Source: Bespoke Investment Group
When we look at forward returns after these prior six instances of AAII Bears topping 60%, as shown in the table below, we can see mixed results in the very short-term. However, three to twelve-months out, the average forward returns for the S&P 500 Index were 8.7%, 16.6% and 27.9% which are all way above average for all periods. In addition, there was only one out of six negative instances after six months, and no negative instances after one year with the lowest being 15.2% which is still about 50% higher than all periods.
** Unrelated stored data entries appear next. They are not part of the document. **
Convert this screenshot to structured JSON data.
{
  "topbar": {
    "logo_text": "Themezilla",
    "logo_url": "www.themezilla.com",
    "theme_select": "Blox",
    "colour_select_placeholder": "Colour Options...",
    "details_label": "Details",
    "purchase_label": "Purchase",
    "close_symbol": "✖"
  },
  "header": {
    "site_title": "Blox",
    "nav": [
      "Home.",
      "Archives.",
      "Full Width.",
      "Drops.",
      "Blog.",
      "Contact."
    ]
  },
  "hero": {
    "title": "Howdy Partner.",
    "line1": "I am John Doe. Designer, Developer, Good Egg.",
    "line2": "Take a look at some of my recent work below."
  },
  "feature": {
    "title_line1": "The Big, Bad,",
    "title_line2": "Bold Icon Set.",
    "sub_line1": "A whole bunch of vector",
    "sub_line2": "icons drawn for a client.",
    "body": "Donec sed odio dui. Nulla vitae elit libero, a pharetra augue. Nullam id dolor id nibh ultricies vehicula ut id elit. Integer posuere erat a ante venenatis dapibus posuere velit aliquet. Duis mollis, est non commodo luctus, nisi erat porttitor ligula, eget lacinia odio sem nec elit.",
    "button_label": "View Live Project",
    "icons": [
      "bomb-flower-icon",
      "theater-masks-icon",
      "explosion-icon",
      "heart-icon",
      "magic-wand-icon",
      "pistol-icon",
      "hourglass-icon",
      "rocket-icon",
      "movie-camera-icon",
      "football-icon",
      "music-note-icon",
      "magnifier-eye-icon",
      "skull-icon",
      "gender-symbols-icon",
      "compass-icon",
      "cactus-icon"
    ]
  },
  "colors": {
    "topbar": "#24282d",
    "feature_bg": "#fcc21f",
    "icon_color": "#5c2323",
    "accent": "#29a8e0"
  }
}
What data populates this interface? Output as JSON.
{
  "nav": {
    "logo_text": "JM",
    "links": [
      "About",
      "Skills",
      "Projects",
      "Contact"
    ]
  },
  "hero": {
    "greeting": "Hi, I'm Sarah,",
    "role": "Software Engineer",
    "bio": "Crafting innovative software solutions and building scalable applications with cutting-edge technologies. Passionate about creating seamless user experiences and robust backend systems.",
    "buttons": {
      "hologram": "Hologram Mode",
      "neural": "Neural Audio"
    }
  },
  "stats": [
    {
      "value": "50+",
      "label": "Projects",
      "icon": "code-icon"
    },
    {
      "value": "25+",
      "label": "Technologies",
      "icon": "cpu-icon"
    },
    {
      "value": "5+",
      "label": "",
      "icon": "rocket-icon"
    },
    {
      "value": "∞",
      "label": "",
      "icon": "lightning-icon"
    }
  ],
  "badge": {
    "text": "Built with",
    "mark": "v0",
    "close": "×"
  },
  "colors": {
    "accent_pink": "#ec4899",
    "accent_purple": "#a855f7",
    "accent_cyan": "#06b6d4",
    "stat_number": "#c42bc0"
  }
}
It is important to note, however, the current situation is unique because stocks are only 3.14% below their 52-week highs, whereas previous instances of high bearishness occurred when stocks were at least 13% below their highs.
Source: Bespoke Investment Group
Another way of looking at this is to observe instances of bull-bear spreads where you subtract the percentage of bearish sentiment responses from bullish sentiment responses. When observing events of AAII bull-bear spreads below -40%, we see some overlap from the chart above. However, as shown in the next chart, we end up with 10 prior occurrences (Some of the dates are off slightly as different sources have used market close vs. market open data). Similarly to the chart above, very short-term forward returns for the S&P 500 were mixed; however, when observing six-months ahead or longer, average returns were extremely strong with the six-month average at 13.7%, the nine-month average at 19.2%, and the one-year average return at 22% with positive returns occurring 90% of the time.